Nobody entertained the idea that she couldn’t talk about it, or that maybe she hadn’t had a choice. She risked sleeping on the streets. She risked more of mom’s unhelpful conversations about adult decisions, ruining her body, and sticking her presence in places it didn’t belong.

 

She risked being told she’d asked for it, that just because a group of friends had an older friend that was “cool” and “like one of the kids”, didn’t mean she had to hang out with him too, especially when they were drunk and prone to leaving her alone when she lost her temper.

 

She risked all of his words turning sour, every calming hug that pulled her out of her perceived fight, every praise for her maturity, every time he noticed a new haircut, every aggressive text when she was around another boy that displayed a possessiveness deemed romantic because he loved her.

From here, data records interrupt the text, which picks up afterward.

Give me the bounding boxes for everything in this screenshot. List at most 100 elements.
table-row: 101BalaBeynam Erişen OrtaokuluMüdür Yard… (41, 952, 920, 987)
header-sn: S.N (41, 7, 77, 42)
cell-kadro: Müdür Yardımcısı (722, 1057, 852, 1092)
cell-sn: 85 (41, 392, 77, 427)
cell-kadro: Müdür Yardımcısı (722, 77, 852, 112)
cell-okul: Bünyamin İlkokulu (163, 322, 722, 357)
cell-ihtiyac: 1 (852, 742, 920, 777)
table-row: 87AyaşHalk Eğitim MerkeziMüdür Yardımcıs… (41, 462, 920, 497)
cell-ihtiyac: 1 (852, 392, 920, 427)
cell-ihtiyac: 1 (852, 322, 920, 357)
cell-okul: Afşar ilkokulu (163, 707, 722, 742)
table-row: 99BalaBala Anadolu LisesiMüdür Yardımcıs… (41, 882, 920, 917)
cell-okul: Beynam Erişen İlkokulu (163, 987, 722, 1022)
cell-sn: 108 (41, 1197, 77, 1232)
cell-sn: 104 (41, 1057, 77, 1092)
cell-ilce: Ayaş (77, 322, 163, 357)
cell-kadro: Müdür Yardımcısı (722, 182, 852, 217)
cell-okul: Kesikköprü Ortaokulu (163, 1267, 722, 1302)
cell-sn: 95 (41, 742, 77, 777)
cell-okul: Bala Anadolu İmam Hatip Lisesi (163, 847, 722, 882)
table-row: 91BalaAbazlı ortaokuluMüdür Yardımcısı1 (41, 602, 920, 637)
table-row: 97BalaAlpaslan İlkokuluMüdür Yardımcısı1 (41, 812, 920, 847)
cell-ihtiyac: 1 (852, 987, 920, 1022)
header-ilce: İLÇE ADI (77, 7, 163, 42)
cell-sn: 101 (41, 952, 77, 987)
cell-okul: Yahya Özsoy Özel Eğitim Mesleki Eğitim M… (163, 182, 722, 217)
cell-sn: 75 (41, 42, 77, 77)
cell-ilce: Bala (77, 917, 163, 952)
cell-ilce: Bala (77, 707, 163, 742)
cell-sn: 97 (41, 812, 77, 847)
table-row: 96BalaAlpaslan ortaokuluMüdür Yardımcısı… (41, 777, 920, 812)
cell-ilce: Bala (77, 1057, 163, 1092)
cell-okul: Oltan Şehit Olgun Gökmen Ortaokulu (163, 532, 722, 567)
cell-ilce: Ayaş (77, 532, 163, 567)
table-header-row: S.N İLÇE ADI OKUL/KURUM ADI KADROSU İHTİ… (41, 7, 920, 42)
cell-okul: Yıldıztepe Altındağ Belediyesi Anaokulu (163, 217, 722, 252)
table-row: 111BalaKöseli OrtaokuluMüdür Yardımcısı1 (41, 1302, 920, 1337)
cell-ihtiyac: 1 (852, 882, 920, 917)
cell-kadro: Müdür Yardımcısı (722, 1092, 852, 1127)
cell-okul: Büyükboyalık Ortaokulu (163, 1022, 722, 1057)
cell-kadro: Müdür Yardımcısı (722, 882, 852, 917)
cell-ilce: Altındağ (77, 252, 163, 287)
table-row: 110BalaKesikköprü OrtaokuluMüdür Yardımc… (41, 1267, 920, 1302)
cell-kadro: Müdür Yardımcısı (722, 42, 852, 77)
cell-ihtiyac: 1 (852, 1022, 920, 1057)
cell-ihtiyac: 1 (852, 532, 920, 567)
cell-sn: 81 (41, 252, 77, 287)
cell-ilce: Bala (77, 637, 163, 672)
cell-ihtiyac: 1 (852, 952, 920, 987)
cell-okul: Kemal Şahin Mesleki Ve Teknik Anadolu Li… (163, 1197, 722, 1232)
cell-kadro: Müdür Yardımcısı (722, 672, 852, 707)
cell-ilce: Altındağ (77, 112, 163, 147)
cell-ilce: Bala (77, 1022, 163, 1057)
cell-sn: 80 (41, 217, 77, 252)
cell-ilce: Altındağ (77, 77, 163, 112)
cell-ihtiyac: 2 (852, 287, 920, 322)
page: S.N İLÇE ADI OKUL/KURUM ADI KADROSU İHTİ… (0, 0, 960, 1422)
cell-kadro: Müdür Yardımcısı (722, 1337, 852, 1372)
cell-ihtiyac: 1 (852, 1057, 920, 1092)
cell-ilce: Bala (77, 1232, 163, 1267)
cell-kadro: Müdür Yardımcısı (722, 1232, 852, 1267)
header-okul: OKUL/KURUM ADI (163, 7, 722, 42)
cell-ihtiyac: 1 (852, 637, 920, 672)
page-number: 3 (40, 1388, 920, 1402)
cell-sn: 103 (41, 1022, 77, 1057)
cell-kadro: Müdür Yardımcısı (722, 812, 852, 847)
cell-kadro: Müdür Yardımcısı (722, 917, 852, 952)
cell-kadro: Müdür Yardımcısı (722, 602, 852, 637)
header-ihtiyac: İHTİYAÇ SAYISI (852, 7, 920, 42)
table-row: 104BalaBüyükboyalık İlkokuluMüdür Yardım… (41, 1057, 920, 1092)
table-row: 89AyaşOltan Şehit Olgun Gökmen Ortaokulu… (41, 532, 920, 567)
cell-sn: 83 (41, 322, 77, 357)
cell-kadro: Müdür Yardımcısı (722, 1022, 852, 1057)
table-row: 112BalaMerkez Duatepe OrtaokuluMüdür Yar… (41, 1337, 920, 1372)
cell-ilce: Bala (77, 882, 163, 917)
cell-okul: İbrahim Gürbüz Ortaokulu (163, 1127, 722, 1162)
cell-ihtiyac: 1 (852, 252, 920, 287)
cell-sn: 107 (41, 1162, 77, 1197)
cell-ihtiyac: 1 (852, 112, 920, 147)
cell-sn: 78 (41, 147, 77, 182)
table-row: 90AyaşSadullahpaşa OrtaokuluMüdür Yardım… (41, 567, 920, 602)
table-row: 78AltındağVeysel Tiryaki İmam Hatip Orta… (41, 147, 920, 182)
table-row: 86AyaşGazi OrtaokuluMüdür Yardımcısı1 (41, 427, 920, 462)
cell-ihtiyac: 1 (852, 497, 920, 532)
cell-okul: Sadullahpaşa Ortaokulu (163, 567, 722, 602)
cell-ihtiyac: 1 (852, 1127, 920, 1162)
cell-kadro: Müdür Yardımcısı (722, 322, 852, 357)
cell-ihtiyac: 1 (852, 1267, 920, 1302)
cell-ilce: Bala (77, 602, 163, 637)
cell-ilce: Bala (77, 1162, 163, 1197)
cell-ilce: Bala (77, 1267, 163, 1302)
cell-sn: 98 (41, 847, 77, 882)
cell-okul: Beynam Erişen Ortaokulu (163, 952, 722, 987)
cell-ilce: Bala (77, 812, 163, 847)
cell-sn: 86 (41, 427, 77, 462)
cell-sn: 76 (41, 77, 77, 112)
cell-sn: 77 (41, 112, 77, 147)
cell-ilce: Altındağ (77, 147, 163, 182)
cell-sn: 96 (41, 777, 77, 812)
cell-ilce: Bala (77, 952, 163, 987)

He chose her when no one else had.

 

She risked her perception of everything he’d done for her and everything he was as a person, every time she dwelled on that night that came in bits and pieces.

 

She wished she’d forgotten that piece. She wished the pain radiating through her body and soul hadn’t been so prominent in that moment, that she could forget what utter betrayal felt like. She tried not to dwell on the fact that he dropped off the planet when she told him the news.

 

Piper curled up at the foot of her bed. One trimester to go. If mom wasn’t standing in the room at the exact moment the baby came, Piper would tell them to take it away and not bring it back. Tell mom it was stillborn. Pray that it was.


There was one outfit that caught her eye among the rest. She tried not to think too hard about it, but if she was being forced to see this through, the first step was the take home outfit, an olive colored onesie and little brown pants that would fit a teddy bear.

 

It was nature. It was the seed that had been planted sprouting into a tiny tree. It was an escape as much as it was a reminder that she could grow something beautiful, extracted from the ashes of her social life. It was a peace offering to the life inside of her. It was a promise. If she was going to do this, she was going to do it right.